The answer is an unequivocal yes but the feline situation is vastly different from the canine situation. While it is true that the feline infection is not as common as the canine infection, the feline infection has recently been found to be a much more widespread problem than previously believed. In the past, a common statistic was that within a given geographic area, the feline heartworm infection rate was approximately 10% of the canine infection rate. Recent research indicates this is not so; in heartworm endemic areas, the incidence of feline heartworm infection rivals or surpasses that of feline leukemia virus or feline immunodeficiency virus. An incidence of 2% to 14% of all cats has been reported for endemic areas, making heartworm a concern for any cat living where there are mosquitoes.

Symptoms of Disease

The cat’s immune system is extremely reactive against heartworms. For this reason, it is virtually impossible to detect microfilariae in an infected cat. (The cat’s immune system removes them too quickly.) Also, symptoms of infection tend to be more immune-related than heart-failure related. Cats develop more of a lung disease, complete with respiratory distress and chronic coughing or vomiting. Feline heartworm disease is often misdiagnosed as feline asthma. Sudden death may occur just as it may occur in infected dogs.

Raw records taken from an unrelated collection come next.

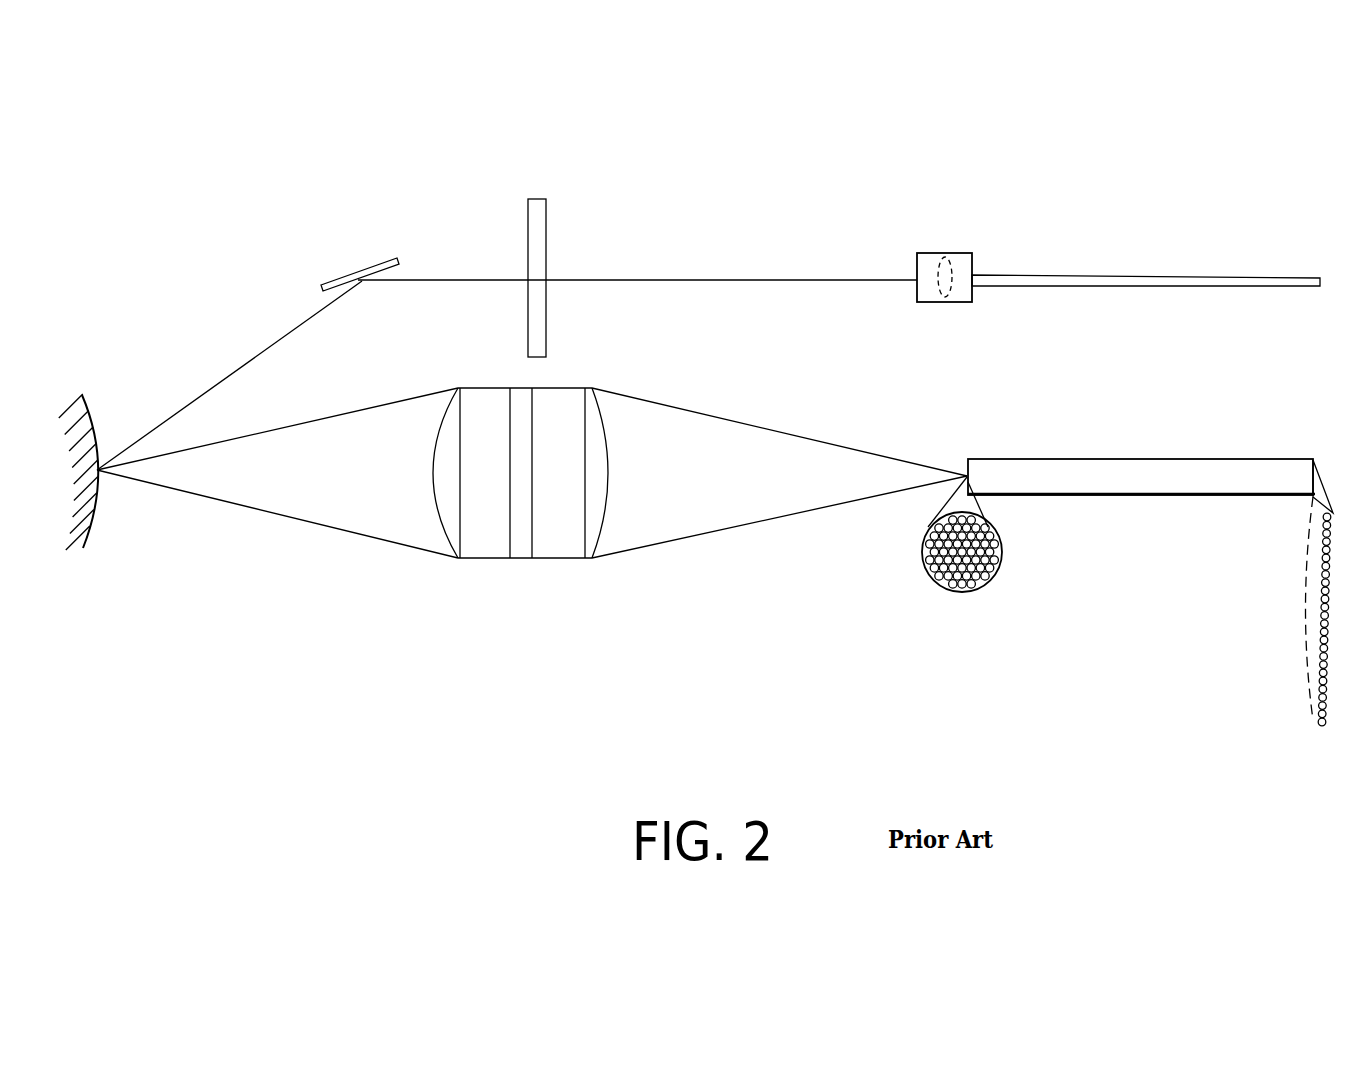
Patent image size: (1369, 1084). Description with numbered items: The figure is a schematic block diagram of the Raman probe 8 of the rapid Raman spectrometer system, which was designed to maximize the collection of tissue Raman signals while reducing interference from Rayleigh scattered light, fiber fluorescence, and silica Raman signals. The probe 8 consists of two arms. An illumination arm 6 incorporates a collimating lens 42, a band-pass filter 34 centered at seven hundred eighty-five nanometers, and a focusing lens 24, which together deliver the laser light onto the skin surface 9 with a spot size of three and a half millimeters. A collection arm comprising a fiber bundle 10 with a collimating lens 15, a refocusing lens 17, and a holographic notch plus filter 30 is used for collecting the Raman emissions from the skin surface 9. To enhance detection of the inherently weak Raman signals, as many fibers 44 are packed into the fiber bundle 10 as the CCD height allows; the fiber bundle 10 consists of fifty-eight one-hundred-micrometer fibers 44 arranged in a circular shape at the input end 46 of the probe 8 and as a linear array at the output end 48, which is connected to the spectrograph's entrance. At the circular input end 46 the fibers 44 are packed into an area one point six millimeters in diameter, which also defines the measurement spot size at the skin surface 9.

The illumination arm 6 is at (1182, 276).
The Raman probe 8 is at (750, 213).
The skin surface 9 is at (87, 406).
The fiber bundle 10 is at (1183, 459).
The collimating lens 15 is at (449, 405).
The refocusing lens 17 is at (597, 400).
The focusing lens 24 is at (338, 278).
The holographic notch plus filter 30 is at (515, 560).
The band-pass filter 34 is at (537, 199).
The collimating lens 42 is at (945, 253).
The fibers 44 is at (1000, 545).
The input end 46 is at (968, 460).
The output end 48 is at (1316, 460).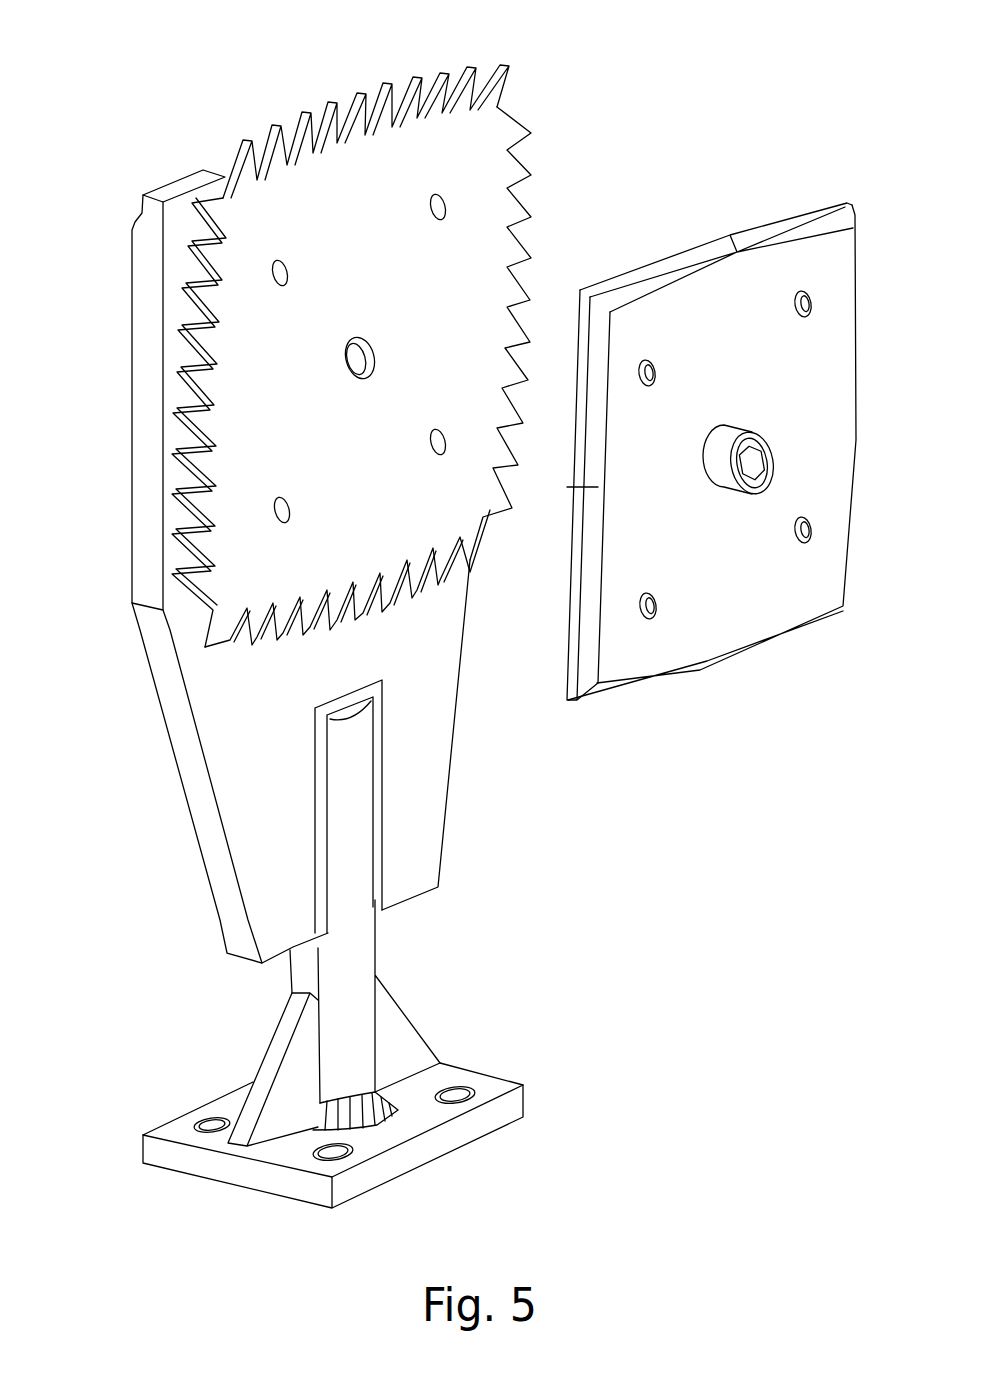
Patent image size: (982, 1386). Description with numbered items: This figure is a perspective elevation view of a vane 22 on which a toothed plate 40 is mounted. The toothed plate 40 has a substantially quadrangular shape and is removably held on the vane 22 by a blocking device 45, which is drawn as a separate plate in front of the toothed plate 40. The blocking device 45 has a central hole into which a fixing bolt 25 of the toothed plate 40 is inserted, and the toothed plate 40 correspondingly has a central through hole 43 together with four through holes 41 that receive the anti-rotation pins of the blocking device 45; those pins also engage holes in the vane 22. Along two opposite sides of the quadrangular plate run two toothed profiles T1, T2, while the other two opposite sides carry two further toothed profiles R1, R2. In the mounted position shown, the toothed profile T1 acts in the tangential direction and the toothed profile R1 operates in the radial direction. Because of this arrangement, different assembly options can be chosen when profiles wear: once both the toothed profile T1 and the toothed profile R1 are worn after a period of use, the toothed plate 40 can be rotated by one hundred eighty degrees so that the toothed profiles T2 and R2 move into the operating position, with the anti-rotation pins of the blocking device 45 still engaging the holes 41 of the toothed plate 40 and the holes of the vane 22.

The vane 22 is at (437, 735).
The toothed plate 40 is at (332, 383).
The through holes 41 is at (431, 210).
The central through hole 43 is at (362, 360).
The blocking device 45 is at (727, 620).
The fixing bolt 25 is at (767, 443).
The toothed profile T1 is at (323, 103).
The toothed profile T2 is at (283, 647).
The toothed profile R1 is at (530, 250).
The toothed profile R2 is at (183, 383).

In cats there are two phases where the disease can exert symptoms. The first is when immature worms reach the lung and pulmonary arteries, as early as 75 to 90 days after infection. Even small worms are inflammatory and disruptive to the circulation. Cells of inflammation infiltrate the lung and interfere with the cat’s ability to breathe. The second phase where problems can occur is when the worm dies. Since cats are not the natural host for this parasite, most immature worms that make it to the lung are killed. The presence of the dead worm is extremely inflammatory. (Imagine your body trying to remove or digest the dead body of another animal inside your lung and circulation!)

The effects of this kind of widespread inflammation can reach far beyond the lung and circulatory system. The kidney can be affected as well as the gastrointestinal tract and even the nervous system.

Heartworm disease is primarily a lung disease in cats, not a heart disease.